Gespräch mit Nishio Sensei in Saarlouis.

Ich widme mich jetzt meiner Familie.

Shoji Nishio Sensei.
Shoji Nishio Sensei.

»Nishio Sensei, wie alt sind Sie?«

»Ich bin 72 Jahre alt. Zeit, aufzuhören.«


»Vom hiesigen Veranstalter erfuhr ich, dass Sie das letzte Mal in Deutschland sind?«

»Ja, es ist Zeit, das ich meinen Nachfolgern Platz mache, auch will meine Familie es nicht mehr akzeptieren, das ich weiterhin soviel reise.«
»Gibt es einen Ort in dieser Welt, denn Sie gerne noch einmal besuchen möchten? Wo sie gerne einmal trainieren möchten.«

»Ich bin nun alt genug, um in den Ruhestand zu gehen. Yamagucchi Sensei war ein guter Freund, er ist nun auch nicht mehr unter uns. Dieses Jahr musste auch der Doshu von uns gehen. Ich bin praktisch der Einzige, der noch übrig ist. Saito Sensei kann sich auch nicht mehr bewegen. Es wird also Zeit, dass ich zurücktrete. Ich möchte mich langsam zurückziehen. Ich möchte auch etwas Zeit für mich und die Familie haben.«


»Eine Frage an Ihren Nachfolger Jchiro SHISHIYA, ist es schwierig ein „solches Werk" weiterzuführen?«

»Meine grosse Aufgabe ist als erstes, all das, was ich von Nishio Sensei gelehrt bekam, "zu verarbeiten", richtig "zu verarbeiten", um dann zu versuchen, es weiterzuführen.

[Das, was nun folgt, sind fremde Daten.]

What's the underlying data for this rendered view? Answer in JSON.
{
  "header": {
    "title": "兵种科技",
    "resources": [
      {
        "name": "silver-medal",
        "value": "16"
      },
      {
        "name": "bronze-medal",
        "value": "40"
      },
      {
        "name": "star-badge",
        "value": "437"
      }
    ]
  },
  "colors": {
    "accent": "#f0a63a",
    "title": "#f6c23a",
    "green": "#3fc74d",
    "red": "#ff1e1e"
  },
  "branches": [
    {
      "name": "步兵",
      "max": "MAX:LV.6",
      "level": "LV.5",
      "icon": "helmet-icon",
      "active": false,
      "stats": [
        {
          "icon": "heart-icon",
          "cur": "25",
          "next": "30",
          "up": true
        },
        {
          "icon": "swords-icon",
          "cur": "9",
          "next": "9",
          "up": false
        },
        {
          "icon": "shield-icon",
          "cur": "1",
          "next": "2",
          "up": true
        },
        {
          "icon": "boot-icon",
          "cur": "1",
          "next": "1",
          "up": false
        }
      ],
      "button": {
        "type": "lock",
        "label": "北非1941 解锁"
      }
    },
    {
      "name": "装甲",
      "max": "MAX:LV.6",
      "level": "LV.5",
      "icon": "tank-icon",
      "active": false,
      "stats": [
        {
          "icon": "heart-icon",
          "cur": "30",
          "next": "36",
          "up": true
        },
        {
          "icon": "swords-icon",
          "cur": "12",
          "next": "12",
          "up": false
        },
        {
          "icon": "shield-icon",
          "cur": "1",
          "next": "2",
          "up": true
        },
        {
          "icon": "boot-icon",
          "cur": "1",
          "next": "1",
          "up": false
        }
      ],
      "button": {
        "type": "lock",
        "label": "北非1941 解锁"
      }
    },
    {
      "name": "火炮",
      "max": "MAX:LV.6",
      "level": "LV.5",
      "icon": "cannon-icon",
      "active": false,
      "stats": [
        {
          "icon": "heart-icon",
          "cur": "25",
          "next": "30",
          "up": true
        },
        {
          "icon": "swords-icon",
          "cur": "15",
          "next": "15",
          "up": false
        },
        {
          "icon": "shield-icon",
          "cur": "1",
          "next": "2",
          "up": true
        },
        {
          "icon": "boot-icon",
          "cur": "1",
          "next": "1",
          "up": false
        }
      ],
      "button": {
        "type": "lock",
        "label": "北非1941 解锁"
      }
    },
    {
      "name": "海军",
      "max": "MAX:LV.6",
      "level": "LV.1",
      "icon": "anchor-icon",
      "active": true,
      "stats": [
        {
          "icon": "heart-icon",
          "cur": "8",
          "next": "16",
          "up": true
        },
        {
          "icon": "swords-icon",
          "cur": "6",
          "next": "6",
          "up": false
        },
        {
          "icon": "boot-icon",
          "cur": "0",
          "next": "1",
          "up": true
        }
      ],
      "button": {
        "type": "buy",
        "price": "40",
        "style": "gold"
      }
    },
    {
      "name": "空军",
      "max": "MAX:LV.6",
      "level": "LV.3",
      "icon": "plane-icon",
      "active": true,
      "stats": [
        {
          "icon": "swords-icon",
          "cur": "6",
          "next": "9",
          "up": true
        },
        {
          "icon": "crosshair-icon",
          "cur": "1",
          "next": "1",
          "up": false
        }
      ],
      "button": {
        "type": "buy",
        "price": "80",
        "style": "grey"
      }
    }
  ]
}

»Gibt es da noch etwas, was Sie verbessern möchte?«

»In Japan sagt man, das Ziel der Schüler ist, dass sie grösser werden möchten, als es der Lehrer war oder ist. Meine grosse Aufgabe ist, das Thema zu finden. Im Moment habe ich dieses noch nicht gefunden, ich bin noch am verarbeiten.


»Nishio Sensei, haben Sie vor Aikido ein anderes Budo praktiziert?

»Judo und Karate. Iai-do begann ich erst, nachdem ich mit dem Aikido begonnen hatte. Mir wurde klar, wie sehr die Bewegungen von O’Sensei mit dem "Ken" verbunden sind.«


»Letztes Jahr wollten sie zeigen, dass Aikido vom Schwertkampf abstammt. Was steht dieses Jahr auf Ihrem Lehrplan?«

»Die Einstellung dazu, die ändert sich nicht. Der Bewegungsablauf hängt vom "Ken" ab, und das versuche ich zu vermitteln, auf dass es besser verstanden wird. Es gibt zum einen den Unterschied zwischen Ken und Aikido und es gibt einen Unterschied zwischen den Menschen, die Aikido üben und denen die nur Ken-Jutsu üben.

Ich unterrichte ja nicht nur Ken gegen Ken, sondern Ken gegen Jutsu (Hand). Damit möchte ich lehren, woher die Bewegungen kommen. Also, morgen werden wir nicht nur Ken gegen Ken, auch Ken gegen Jo und Ken gegen Jutsu üben. Das ist das Programm, was ich diesmal zeigen möchte.«


»Was hat Sie am Aikido so fasziniert, dass Sie dabei geblieben sind?«

»Sie müssen wissen, das ich ja alle grossen Budokas persönlich kenne und kannte, ich war Uke bei Toplehrern im Judo wie im Karate, ich habe bei den Besten gelernt.

Aber als ich Ueshiba kennenlernte, fühle ich sofort, dass das etwas anderes ist. Ich weiss schliesslich durch meine verschiedenen Ausbildungen, was Kraft ist, aber bei ihm war mir sofort klar, das ist echtes Budo. Das war etwas anderes.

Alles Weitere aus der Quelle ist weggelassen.